In its latest Outlook for April, the International Monetary Fund (IMF) shows a global economic environment that has fallen to historic lows, especially in the advanced economies, with half of the world's growth appanaged by the two Asian giants, India and China: forecasts in line with those put together by the Mecs Study Center in its annual "Cube" forecast report on the evolution of the packaging technology market, a reliable thermometer of the economy because it is diversified across all downstream FMCG sectors.
On the global macroeconomic front, the scenario that emerges in the IMF's April World Economic Outlook is gloomy due to difficulties in the financial markets, challenged by the sharp rise in inflation, high interest rates and the failures of the two U.S. banks and Credit Suisse. Indeed, global growth estimates are downgraded to a modest +2.8 percent for 2023. This is at the lowest since 1990, in a vulnerable international economic environment that puts the position of the major advanced economies at risk.

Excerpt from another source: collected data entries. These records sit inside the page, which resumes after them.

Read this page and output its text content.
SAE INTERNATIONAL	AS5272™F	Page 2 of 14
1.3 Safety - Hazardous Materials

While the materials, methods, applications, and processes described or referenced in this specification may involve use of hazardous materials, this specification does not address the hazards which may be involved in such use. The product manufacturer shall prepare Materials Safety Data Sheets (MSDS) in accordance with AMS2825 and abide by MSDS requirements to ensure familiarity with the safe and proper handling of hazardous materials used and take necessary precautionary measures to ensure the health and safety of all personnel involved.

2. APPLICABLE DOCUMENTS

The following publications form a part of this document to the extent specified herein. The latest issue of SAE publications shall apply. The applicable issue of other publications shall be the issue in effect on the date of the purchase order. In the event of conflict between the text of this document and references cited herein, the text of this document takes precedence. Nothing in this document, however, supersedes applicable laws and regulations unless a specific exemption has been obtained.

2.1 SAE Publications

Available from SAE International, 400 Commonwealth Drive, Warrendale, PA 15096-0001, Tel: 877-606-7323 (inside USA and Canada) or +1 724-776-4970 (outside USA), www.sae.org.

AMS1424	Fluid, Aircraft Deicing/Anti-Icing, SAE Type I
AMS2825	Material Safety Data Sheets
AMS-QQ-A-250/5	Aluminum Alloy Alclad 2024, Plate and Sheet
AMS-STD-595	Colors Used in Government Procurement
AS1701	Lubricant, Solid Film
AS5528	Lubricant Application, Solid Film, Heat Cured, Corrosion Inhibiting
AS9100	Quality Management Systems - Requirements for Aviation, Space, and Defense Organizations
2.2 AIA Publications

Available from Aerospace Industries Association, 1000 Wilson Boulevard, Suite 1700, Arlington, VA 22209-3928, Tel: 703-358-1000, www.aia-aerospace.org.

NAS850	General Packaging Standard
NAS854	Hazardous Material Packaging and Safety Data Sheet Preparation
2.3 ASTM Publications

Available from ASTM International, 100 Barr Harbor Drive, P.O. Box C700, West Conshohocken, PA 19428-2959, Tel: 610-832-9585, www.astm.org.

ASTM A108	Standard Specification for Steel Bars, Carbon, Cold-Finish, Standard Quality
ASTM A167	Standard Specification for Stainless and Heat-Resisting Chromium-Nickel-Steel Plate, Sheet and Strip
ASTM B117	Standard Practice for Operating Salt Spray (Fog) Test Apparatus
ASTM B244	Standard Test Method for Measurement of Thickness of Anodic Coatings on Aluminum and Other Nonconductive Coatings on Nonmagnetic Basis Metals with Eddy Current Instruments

Mirroring the IMF are the estimates in the new edition of the "Cube" econometric model by the Ucima-MECS Study Center, according to which world growth in packaging machinery after the pandemic crisis will stop at +3.8 percent per year between now and 2026, recovering from the previous edition, but below the pre-Covid dynamic.
In this context, it is India and China that lead the way: the dizzying growth of the Indian market allows the IMF to estimate +6% GDP in 2024, while China is expected to slow down, though remaining above world averages: +5.2% in 2023; +4.5% in 2024. These two powers make up half of global growth in 2023, the IMF calculates, with a GDP increase of more than 5 percent: a trend that is also found in the world of packaging, as shown by the growth forecasts to 2026: for India they exceed 7 percent, according to the "Cube," while for China they are close to 4 percent, values that are higher than the world dynamic.
However, this strong Asian development is confronted with an opposite trend in the rest of the world: the Russian-Ukrainian conflict has put a strain on the growth of the involved and neighboring countries: while the IMF forecasts a timid recovery in Russia this year (+0.7 percent) and a slowing of the fall in Ukraine (-3 percent, after -30 percent in 2022), for the packaging sector the recovery is still far off: the Mecs Study Center estimates for both a decline that stands at -12 percent for Russia, the worst estimate of all the countries surveyed, and a -3 percent for Ukraine.
The eurozone is going slow, as evidenced by the +1.3 percent estimated for 2024 by the IMF, accompanied by a 3.5 percent annual average for the packaging market evolution according to Mecs: two indices both below the world average.